Eu nunca lembro dos meus sonhos e quando lembro são pesadelos. Acordo sobressaltada e não tenho uma imagem clara do que sonhei, mas sempre envolve carros. Hoje não lembro de nada é isso bom. Meu bloco de notas está no criado mudo ao lado da minha cama e sei que o li antes de dormir. Eu sempre faço isso. Pelo menos eu acho que sempre faço isso. Quero assim tentar guardar algo na mente dos fatos do dia ou de dias passados. Tentar prender coisas na cabeça. Talvez seja por isso que nunca esqueço Cora e Gael e nem as coisas que conversamos quando eles vêm me visitar.

Levanto, me espreguiço e me assusto com um gato no chão ao lado da minha cama. Sim, eu tenho um gato! Ele está enroladinho e me olha agora.

- Olá Gato! Bom dia! – olho para o chão e sinto o piso frio. Estou descalça e Gato está deitado no meu tapetinho. O nome dele é Gato. Provavelmente eu dei algum outro nome, mas... por tanto Gato é simples e eu não esqueceria. Me sento novamente e olho pra ele. Gato é laranja com mesclas de pelos brancos. De longe diriam: Olha um gato laranja! Porém um bom observador verá que entre toda a forte coloração, há fileiras sutis de pelos brancos. Ele é esbelto e grande. Um belo gato. Não faço a menor ideia de como ele veio parar aqui e quando ele some não sei aonde vai. Só sei que ele sempre volta e eu sempre me assusto. Eu dou comida pra ele? Eu tenho comida para gatos? Devo ter do contrário ele teria me abandonado. Vai ver eu dou comida tantas e tantas vezes seguidas e ele se aproveita da minha memória, da falta dela na verdade.

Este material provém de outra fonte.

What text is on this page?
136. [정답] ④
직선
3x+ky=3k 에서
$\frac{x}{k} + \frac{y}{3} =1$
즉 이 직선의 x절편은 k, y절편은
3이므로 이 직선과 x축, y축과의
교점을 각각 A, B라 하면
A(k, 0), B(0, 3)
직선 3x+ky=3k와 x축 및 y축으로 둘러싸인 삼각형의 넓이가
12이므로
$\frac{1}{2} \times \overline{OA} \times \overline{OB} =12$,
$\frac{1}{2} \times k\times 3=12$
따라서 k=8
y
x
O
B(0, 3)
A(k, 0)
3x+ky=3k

Estou usando pijamas compridos com estampas de lua e ursos de gorro. É confortável e eu gosto dele. Não sou mais uma menina e sei que devo tê-lo há bastante tempo porque as calças estão curtas. Batem acima dos tornozelos. Pego a caneta ao lado do bloco e prendo meus cabelos num coque alto. Abro as janelas e o dia me recebe. Uma bela manhã de verão: o sol amarelinho e reluzente mergulhado em um imenso céu azul límpido. Quase posso ver um rostinho alegre no sol assim como nos desenhos infantis. Poderia facilmente estar estampado em uma garrafinha de iogurte. Minhas macieiras balançam ao sabor do vento e um aroma de flores me brinda.

Meu estômago ronca e sei que não tomei café da manhã ainda. As manhãs são boas porque são óbvias e o óbvio me facilita a vida.

Na cozinha a cafeteira está funcionando e o cheiro de café recém-passado me recebe. A mesa está posta com uma bela toalha branca e azul, tem pães com aparências saborosas, acompanhados de geleias variadas, iogurte, uma xícara branca com desenhos florais azuis, um pires combinando. Há flores amarelas num vasinho comprido. Uau!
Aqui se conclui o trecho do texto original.